Em volta, duas vidas diferentes. Dentro de prédios que intimidam nossa modéstia intelectual e nossa irreverância civil, pesquisadores e militares travam duas guerras: a do conhecimento, dos cientistas, e a guerra dos guerreiros modernos, aprumados em suas fardas mas discursando pela segurança, a favor da paz armada. Pertinho, outra vida. Nesta, o "uniforme" das camisas coloridas e as potentes "armas" que são as máquinas fotográficas e as filmadoras. Turistas mil, como crianças eufóricas, antecipam a visão paradisíaca que terão de cima, do Pão de Açúcar - programa tão óbvio quanto obrigatório para os que visitam nossa cidade.

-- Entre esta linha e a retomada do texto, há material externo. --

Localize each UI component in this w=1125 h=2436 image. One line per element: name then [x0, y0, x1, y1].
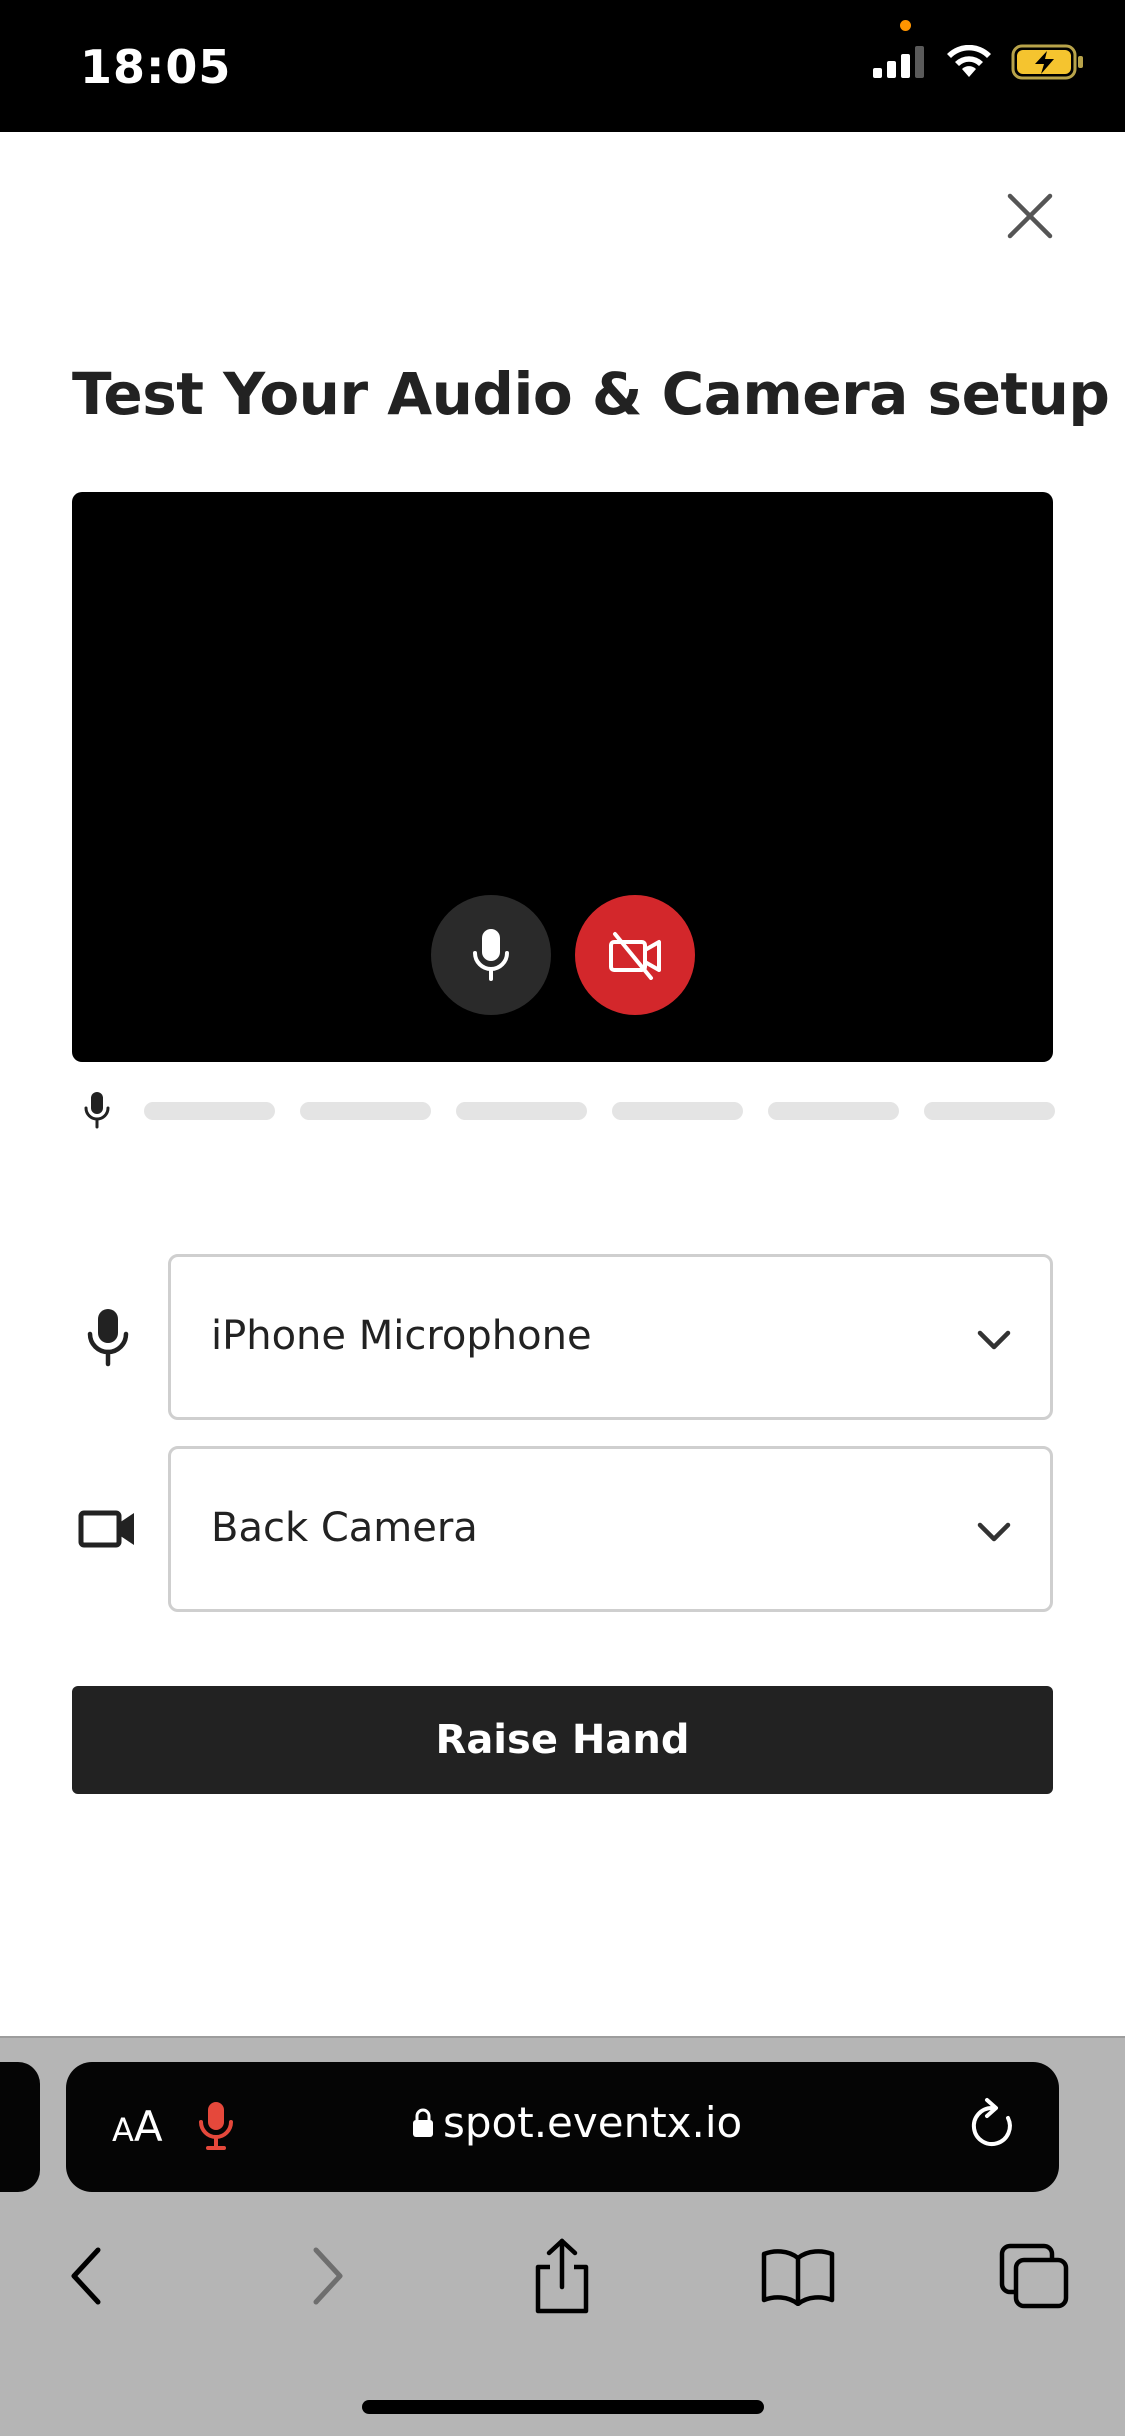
audio-level-bars — [144, 1102, 1055, 1120]
forward-button[interactable] — [288, 2236, 368, 2316]
forward-icon — [313, 2247, 343, 2305]
audio-level-meter — [72, 1090, 1055, 1130]
microphone-icon — [473, 929, 509, 981]
share-button[interactable] — [522, 2236, 602, 2316]
browser-bottom-bar: AA spot.eventx.io — [0, 2036, 1125, 2436]
url-text: spot.eventx.io — [443, 2098, 743, 2147]
microphone-in-use-indicator — [900, 20, 911, 31]
audio-level-segment — [300, 1102, 431, 1120]
previous-tab-peek[interactable] — [0, 2062, 40, 2192]
chevron-down-icon — [977, 1522, 1011, 1542]
microphone-select[interactable]: iPhone Microphone — [168, 1254, 1053, 1420]
tabs-button[interactable] — [994, 2236, 1074, 2316]
audio-level-segment — [456, 1102, 587, 1120]
lock-icon — [413, 2108, 433, 2137]
audio-level-segment — [924, 1102, 1055, 1120]
camera-select[interactable]: Back Camera — [168, 1446, 1053, 1612]
camera-select-value: Back Camera — [211, 1505, 478, 1551]
audio-level-segment — [612, 1102, 743, 1120]
status-time: 18:05 — [80, 40, 232, 94]
share-icon — [535, 2238, 589, 2314]
audio-level-segment — [144, 1102, 275, 1120]
url-field[interactable]: spot.eventx.io — [411, 2098, 742, 2147]
camera-select-row: Back Camera — [72, 1446, 1053, 1612]
browser-toolbar — [0, 2226, 1125, 2326]
wifi-icon — [947, 45, 991, 77]
mic-toggle-button[interactable] — [431, 895, 551, 1015]
camera-off-icon — [609, 932, 661, 980]
audio-level-segment — [768, 1102, 899, 1120]
close-button[interactable] — [1000, 186, 1060, 246]
page-title: Test Your Audio & Camera setup — [72, 360, 1110, 428]
back-icon — [71, 2247, 101, 2305]
text-size-button[interactable]: AA — [112, 2102, 163, 2151]
raise-hand-button[interactable]: Raise Hand — [72, 1686, 1053, 1794]
camera-toggle-button[interactable] — [575, 895, 695, 1015]
camera-preview — [72, 492, 1053, 1062]
cellular-signal-icon — [873, 46, 924, 78]
bookmarks-icon — [761, 2249, 835, 2306]
video-camera-icon — [72, 1446, 144, 1612]
microphone-active-icon[interactable] — [196, 2096, 236, 2156]
bookmarks-button[interactable] — [758, 2236, 838, 2316]
status-bar: 18:05 — [0, 0, 1125, 132]
status-icons — [873, 44, 1085, 80]
microphone-select-value: iPhone Microphone — [211, 1313, 592, 1359]
reload-icon[interactable] — [965, 2096, 1019, 2156]
divider — [0, 2036, 1125, 2038]
battery-charging-icon — [1011, 44, 1083, 80]
home-indicator[interactable] — [362, 2400, 764, 2414]
back-button[interactable] — [46, 2236, 126, 2316]
close-icon — [1007, 193, 1053, 239]
tabs-icon — [999, 2243, 1069, 2309]
microphone-select-row: iPhone Microphone — [72, 1254, 1053, 1420]
microphone-icon — [84, 1092, 110, 1129]
microphone-icon — [72, 1254, 144, 1420]
address-bar[interactable]: AA spot.eventx.io — [66, 2062, 1059, 2192]
chevron-down-icon — [977, 1330, 1011, 1350]
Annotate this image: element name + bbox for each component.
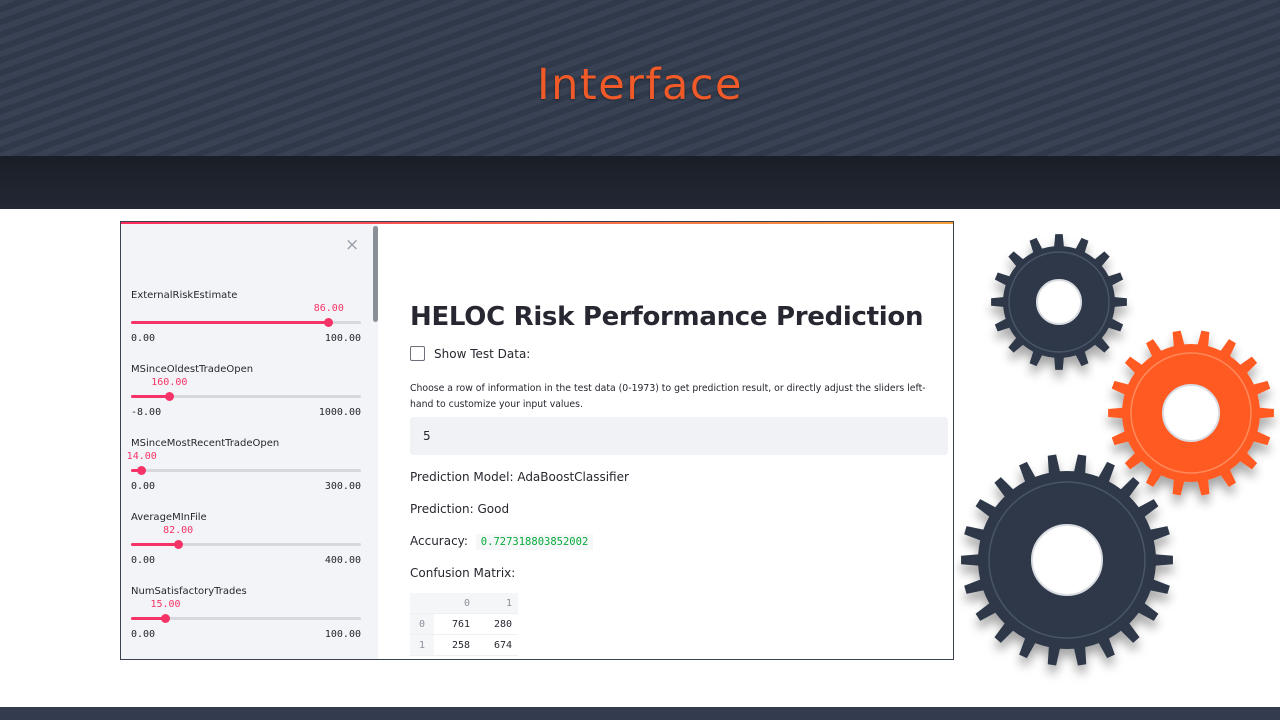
prediction-model-text: Prediction Model: AdaBoostClassifier (410, 470, 629, 484)
accuracy-label: Accuracy: (410, 534, 468, 548)
table-cell: 761 (434, 613, 476, 635)
column-header: 1 (476, 593, 518, 614)
confusion-matrix-label: Confusion Matrix: (410, 566, 516, 580)
confusion-matrix-table: 0 1 0 761 280 1 258 674 (410, 593, 518, 656)
table-cell: 674 (476, 634, 518, 656)
slider-value: 82.00 (163, 525, 194, 536)
gear-hole (1036, 279, 1082, 325)
table-header-row: 0 1 (410, 593, 518, 614)
prediction-text: Prediction: Good (410, 502, 510, 516)
app-window: × ExternalRiskEstimate 86.00 0.00 100.00… (120, 221, 954, 660)
row-index-input[interactable]: 5 (410, 417, 948, 455)
slider-min: 0.00 (131, 629, 156, 640)
main-panel: HELOC Risk Performance Prediction Show T… (378, 224, 953, 659)
instructions-text: Choose a row of information in the test … (410, 383, 926, 410)
sidebar: × ExternalRiskEstimate 86.00 0.00 100.00… (121, 224, 378, 659)
slider-value: 160.00 (151, 377, 188, 388)
slider-fill (131, 543, 179, 546)
row-index: 1 (410, 634, 434, 656)
slide-title: Interface (536, 60, 743, 110)
slider-fill (131, 395, 170, 398)
slider-label: ExternalRiskEstimate (131, 290, 238, 301)
gear-hole (1031, 524, 1103, 596)
footer-band (0, 707, 1280, 720)
accuracy-value: 0.727318803852002 (475, 534, 594, 550)
slider-min: 0.00 (131, 333, 156, 344)
table-corner (410, 593, 434, 614)
gear-hole (1162, 384, 1220, 442)
slider-label: AverageMInFile (131, 512, 207, 523)
gears-illustration (961, 234, 1274, 666)
close-icon[interactable]: × (345, 236, 359, 254)
table-cell: 280 (476, 613, 518, 635)
slider-max: 1000.00 (318, 407, 361, 418)
slider-max: 300.00 (324, 481, 361, 492)
slider-min: 0.00 (131, 555, 156, 566)
gear-icon (991, 234, 1127, 370)
slider-label: MSinceMostRecentTradeOpen (131, 438, 280, 449)
slider-value: 86.00 (313, 303, 344, 314)
slider-thumb[interactable] (137, 466, 147, 475)
slider-min: -8.00 (131, 407, 162, 418)
column-header: 0 (434, 593, 476, 614)
checkbox-label: Show Test Data: (434, 346, 531, 361)
row-index: 0 (410, 613, 434, 635)
slider-value: 14.00 (126, 451, 157, 462)
slider-label: NumSatisfactoryTrades (131, 586, 247, 597)
slider-fill (131, 321, 329, 324)
slider-thumb[interactable] (173, 540, 183, 549)
slider-track[interactable] (131, 614, 361, 623)
slider-max: 100.00 (324, 333, 361, 344)
slider-track[interactable] (131, 318, 361, 327)
slider-min: 0.00 (131, 481, 156, 492)
table-row: 0 761 280 (410, 613, 518, 635)
slider-max: 400.00 (324, 555, 361, 566)
slider-thumb[interactable] (324, 318, 334, 327)
gear-icon (1108, 330, 1274, 496)
slider-track[interactable] (131, 466, 361, 475)
accuracy-row: Accuracy: 0.727318803852002 (410, 534, 594, 550)
checkbox-box[interactable] (410, 346, 425, 361)
dark-band (0, 156, 1280, 209)
slider-value: 15.00 (150, 599, 181, 610)
slider-max: 100.00 (324, 629, 361, 640)
table-cell: 258 (434, 634, 476, 656)
gear-icon (961, 454, 1173, 666)
slider-label: MSinceOldestTradeOpen (131, 364, 254, 375)
slider-thumb[interactable] (161, 614, 170, 623)
slider-track[interactable] (131, 540, 361, 549)
slider-track[interactable] (131, 392, 361, 401)
table-row: 1 258 674 (410, 634, 518, 656)
slider-thumb[interactable] (164, 392, 174, 401)
show-test-data-checkbox[interactable]: Show Test Data: (410, 346, 530, 361)
title-banner: Interface (0, 0, 1280, 156)
page-title: HELOC Risk Performance Prediction (410, 302, 924, 332)
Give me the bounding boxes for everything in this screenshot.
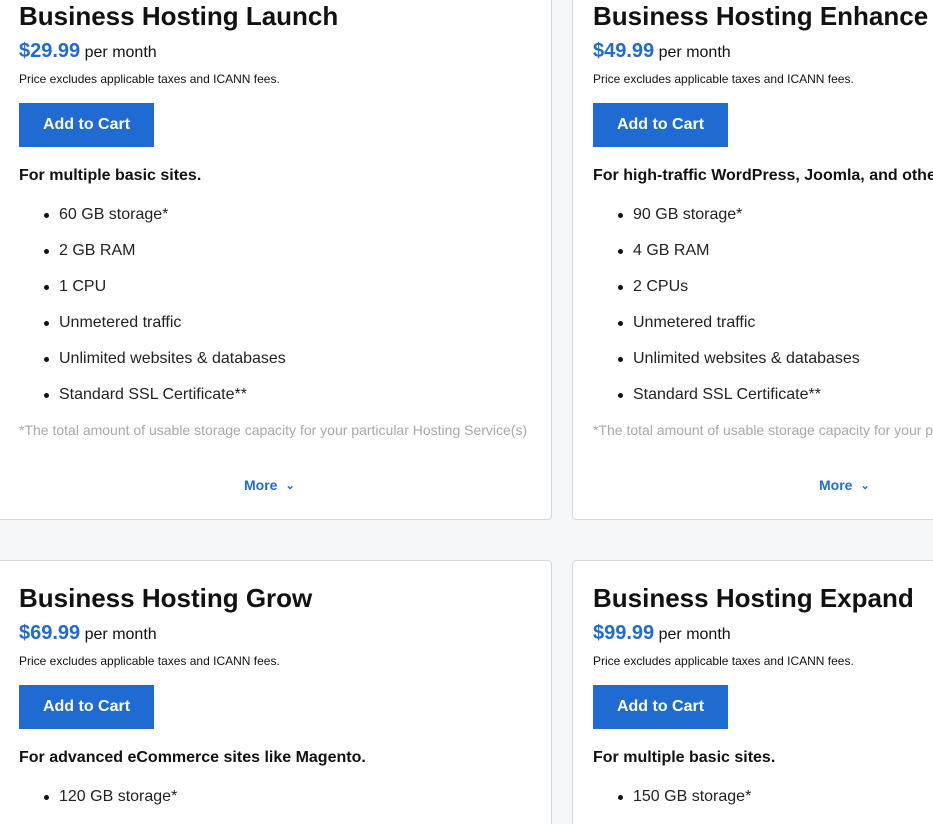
feature-text: 150 GB storage* [633,788,752,805]
feature-text: Standard SSL Certificate** [59,386,247,403]
plan-title: Business Hosting Enhance [593,1,929,31]
feature-item: Unlimited websites & databases [19,349,551,369]
feature-text: 2 GB RAM [59,242,136,259]
feature-item: 150 GB storage* [593,787,933,807]
feature-text: 1 CPU [59,278,107,295]
plan-title: Business Hosting Grow [19,583,313,613]
bullet-icon [44,357,49,362]
feature-item: Unlimited websites & databases [593,349,933,369]
plan-tagline: For high-traffic WordPress, Joomla, and … [593,167,933,184]
feature-item: Standard SSL Certificate** [593,385,933,405]
price-period: per month [658,626,731,643]
more-toggle[interactable]: More ⌄ [819,477,870,493]
more-label: More [819,477,853,493]
bullet-icon [618,393,623,398]
feature-text: Unmetered traffic [59,314,182,331]
plan-price: $29.99 [19,40,81,62]
bullet-icon [618,213,623,218]
price-disclaimer: Price excludes applicable taxes and ICAN… [593,654,854,668]
more-toggle[interactable]: More ⌄ [244,477,295,493]
bullet-icon [44,795,49,800]
add-to-cart-button[interactable]: Add to Cart [19,103,154,147]
price-disclaimer: Price excludes applicable taxes and ICAN… [19,72,280,86]
price-row: $69.99 per month [19,621,551,647]
plan-tagline: For advanced eCommerce sites like Magent… [19,749,366,766]
price-disclaimer: Price excludes applicable taxes and ICAN… [19,654,280,668]
add-to-cart-button[interactable]: Add to Cart [593,103,728,147]
feature-item: Unmetered traffic [593,313,933,333]
chevron-down-icon: ⌄ [860,480,870,492]
price-row: $29.99 per month [19,39,551,65]
feature-list: 150 GB storage* [593,787,933,807]
feature-list: 60 GB storage* 2 GB RAM 1 CPU Unmetered … [19,205,551,405]
feature-item: 90 GB storage* [593,205,933,225]
plan-card-grow: Business Hosting Grow $69.99 per month P… [0,560,552,824]
feature-text: Standard SSL Certificate** [633,386,821,403]
feature-text: 120 GB storage* [59,788,178,805]
bullet-icon [618,249,623,254]
plan-tagline: For multiple basic sites. [19,167,202,184]
price-disclaimer: Price excludes applicable taxes and ICAN… [593,72,854,86]
feature-item: 4 GB RAM [593,241,933,261]
price-row: $99.99 per month [593,621,933,647]
feature-text: 60 GB storage* [59,206,169,223]
feature-text: Unmetered traffic [633,314,756,331]
bullet-icon [44,213,49,218]
feature-item: 60 GB storage* [19,205,551,225]
feature-list: 120 GB storage* [19,787,551,807]
add-to-cart-button[interactable]: Add to Cart [19,685,154,729]
bullet-icon [618,321,623,326]
plan-price: $49.99 [593,40,655,62]
more-label: More [244,477,278,493]
plan-card-launch: Business Hosting Launch $29.99 per month… [0,0,552,520]
pricing-grid: Business Hosting Launch $29.99 per month… [0,0,933,824]
feature-item: 2 CPUs [593,277,933,297]
price-period: per month [84,626,157,643]
plan-tagline: For multiple basic sites. [593,749,776,766]
bullet-icon [44,285,49,290]
chevron-down-icon: ⌄ [285,480,295,492]
feature-text: Unlimited websites & databases [59,350,286,367]
feature-text: Unlimited websites & databases [633,350,860,367]
plan-title: Business Hosting Expand [593,583,914,613]
feature-item: 120 GB storage* [19,787,551,807]
plan-card-enhance: Business Hosting Enhance $49.99 per mont… [572,0,933,520]
storage-footnote: *The total amount of usable storage capa… [593,421,933,457]
feature-list: 90 GB storage* 4 GB RAM 2 CPUs Unmetered… [593,205,933,405]
feature-item: 1 CPU [19,277,551,297]
bullet-icon [618,357,623,362]
feature-item: Unmetered traffic [19,313,551,333]
feature-item: Standard SSL Certificate** [19,385,551,405]
plan-price: $99.99 [593,622,655,644]
add-to-cart-button[interactable]: Add to Cart [593,685,728,729]
feature-text: 4 GB RAM [633,242,710,259]
feature-text: 90 GB storage* [633,206,743,223]
feature-item: 2 GB RAM [19,241,551,261]
feature-text: 2 CPUs [633,278,689,295]
bullet-icon [44,393,49,398]
storage-footnote: *The total amount of usable storage capa… [19,421,551,457]
plan-title: Business Hosting Launch [19,1,339,31]
bullet-icon [44,321,49,326]
plan-card-expand: Business Hosting Expand $99.99 per month… [572,560,933,824]
price-row: $49.99 per month [593,39,933,65]
bullet-icon [44,249,49,254]
bullet-icon [618,795,623,800]
price-period: per month [658,44,731,61]
price-period: per month [84,44,157,61]
plan-price: $69.99 [19,622,81,644]
bullet-icon [618,285,623,290]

Mas, deste cantinho, nosso olhar que descortina o mar se depara com uma singularíssima figura. Magro a não mais poder, roupa cintada, mão no queixo e olhar absorto, Chopin, encarnado em sua estátua, cisma mirando aquele ponto no infinito, entre as ondas e o céu, que atrai e sempre atrairá o olhar dos seres apaixonados, torturados e consumidos pelo fogo da criação. Nesse teatro onde entramos dóceis, conduzidos por nossa imaginação, já podemos ouvir, em meio ao marulhar das ondas, uma polonaise, ora suave, ora vibrante.
A tarde da Urca, senhora de rara beleza, se recusa a morrer, embevecida; o sol resiste muito, nesse momento comovente, antes de mergulhar no mar. Turistas maravilhados voltam, saindo do bondinho com um festival de luz, cores, imagens de inaudita beleza, impregnando seu olhar. Eles sabem que não tem jeito: foram, para sempre, contaminados pela visão do Rio de Janeiro, do paraíso tropical de que sempre ouviram falar.
Nós, cariocas, podemos ficar ali, até que Chopin vá-se embora, envolto nas brumas da noite, mas nos deixando enlevados a ouvir uma improvável porém muito real Polonaise Tropical.